2007 Mid-Continent Conference baseball tournament
- Teams: 4
- Format: Double-elimination
- Finals site: Alfred D. Boyer Stadium; Macomb, Illinois;
- Champions: Oral Roberts (10th title)
- Winning coach: Rob Walton (4th title)
- MVP: Chad Rothford (Oral Roberts)

= 2007 Mid-Continent Conference baseball tournament =

The 2007 Mid-Continent Conference Tournament took place from May 24 through 26. The top four regular season finishers from the regular season met in the double-elimination tournament held at Alfred D. Boyer Stadium on the campus of Western Illinois University in Macomb, Illinois. won the tournament for the tenth consecutive time.

==Format and seeding==
The top four finishers advanced to the tournament. Southern Utah vacated six wins due to conference sanctions. The on-field results are included in the standings below, as the sanctions were imposed after seeding of the tournament.

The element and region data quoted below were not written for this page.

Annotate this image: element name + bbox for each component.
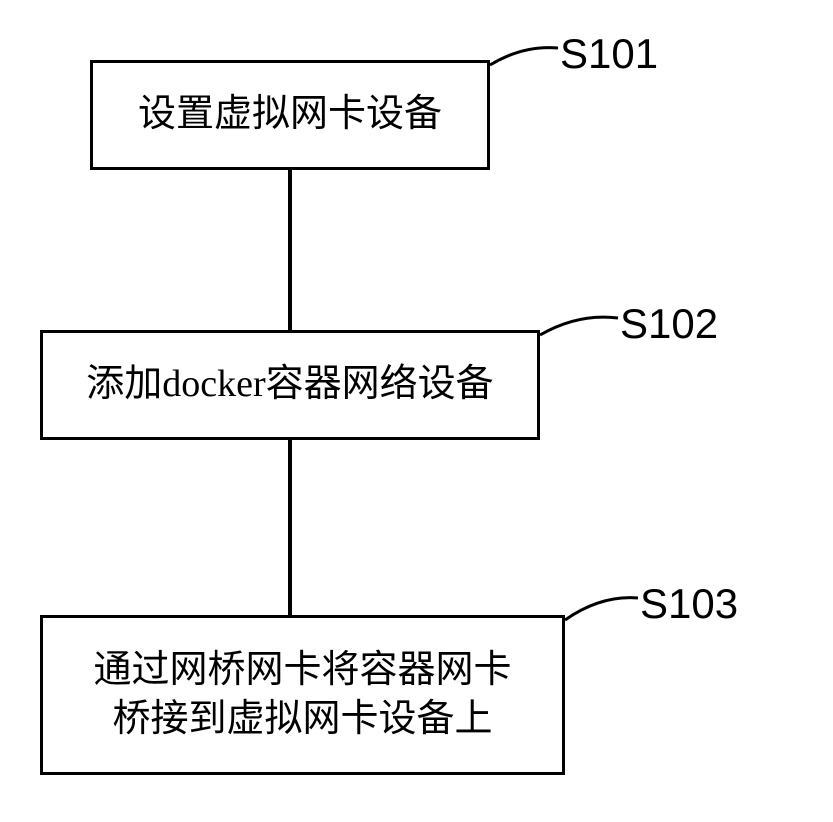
flowchart-container: 设置虚拟网卡设备 S101 添加docker容器网络设备 S102 通过网桥网卡… (0, 0, 833, 822)
step-2-label-curve (538, 308, 623, 343)
flowchart-step-3: 通过网桥网卡将容器网卡 桥接到虚拟网卡设备上 (40, 615, 565, 775)
step-2-text: 添加docker容器网络设备 (86, 360, 493, 409)
connector-2-3 (288, 440, 292, 615)
step-1-label: S101 (560, 30, 658, 78)
step-3-text-line2: 桥接到虚拟网卡设备上 (112, 695, 492, 744)
step-1-label-curve (488, 40, 563, 75)
step-3-text-line1: 通过网桥网卡将容器网卡 (93, 646, 511, 695)
flowchart-step-2: 添加docker容器网络设备 (40, 330, 540, 440)
step-1-text: 设置虚拟网卡设备 (138, 90, 442, 139)
flowchart-step-1: 设置虚拟网卡设备 (90, 60, 490, 170)
step-3-label-curve (563, 590, 643, 628)
connector-1-2 (288, 170, 292, 330)
step-2-label: S102 (620, 300, 718, 348)
step-3-label: S103 (640, 580, 738, 628)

| Team | W | L | Pct. | GB | Seed |
|---|---|---|---|---|---|
| Oral Roberts | 19 | 1 | .950 | — | 1 |
| Western Illinois | 11 | 9 | .550 | 8 | 2 |
| Valparaiso | 10 | 10 | .500 | 9 | 3 |
| Centenary | 9 | 11 | .450 | 10 | 4 |
| Southern Utah | 6 | 14 | .300 | 13 | — |
| Oakland | 5 | 15 | .250 | 14 | — |

==Tournament==

===Game-by-game results===

| Game | Winner | Score | Loser | Comment |
|---|---|---|---|---|
| 1 | (1) Oral Roberts | 20–0 | (4) Centenary |  |
| 2 | (3) Valparaiso | 13–10 | (2) Western Illinois |  |
| 3 | (4) Centenary | 9–3 | (2) Western Illinois | Western Illinois eliminated |
| 4 | (1) Oral Roberts | 4–2 | (3) Valparaiso |  |
| 5 | (4) Centenary | 6–1 | (3) Valparaiso | Valparaiso eliminated |
| 6 | (1) Oral Roberts | 9–1 | (4) Centenary | Oral Roberts wins Mid-Con Championship |

==All-Tournament Team==

| Name | School |
|---|---|
| Dallas Cawiezell | Valparaiso |
| Chance Chapman | Oral Roberts |
| Justin Darr | Centenary |
| Brendan Duffy | Oral Roberts |
| Jeremy Hefner | Oral Roberts |
| Cameron Penny | Centenary |
| Zach Rodeghero | Valparaiso |
| Chad Rothford | Oral Roberts |
| Nate Santiago | Centenary |
| Jeremy Sheehan | Centenary |
| Jerry Sullivan | Oral Roberts |
| Kyle Surprenant | Western Illinois |
| Pat Warfle | Oral Roberts |
| Adam Younger | Oral Roberts |

===Tournament Most Valuable Player===
Chad Rothford of Oral Roberts was named Tournament MVP.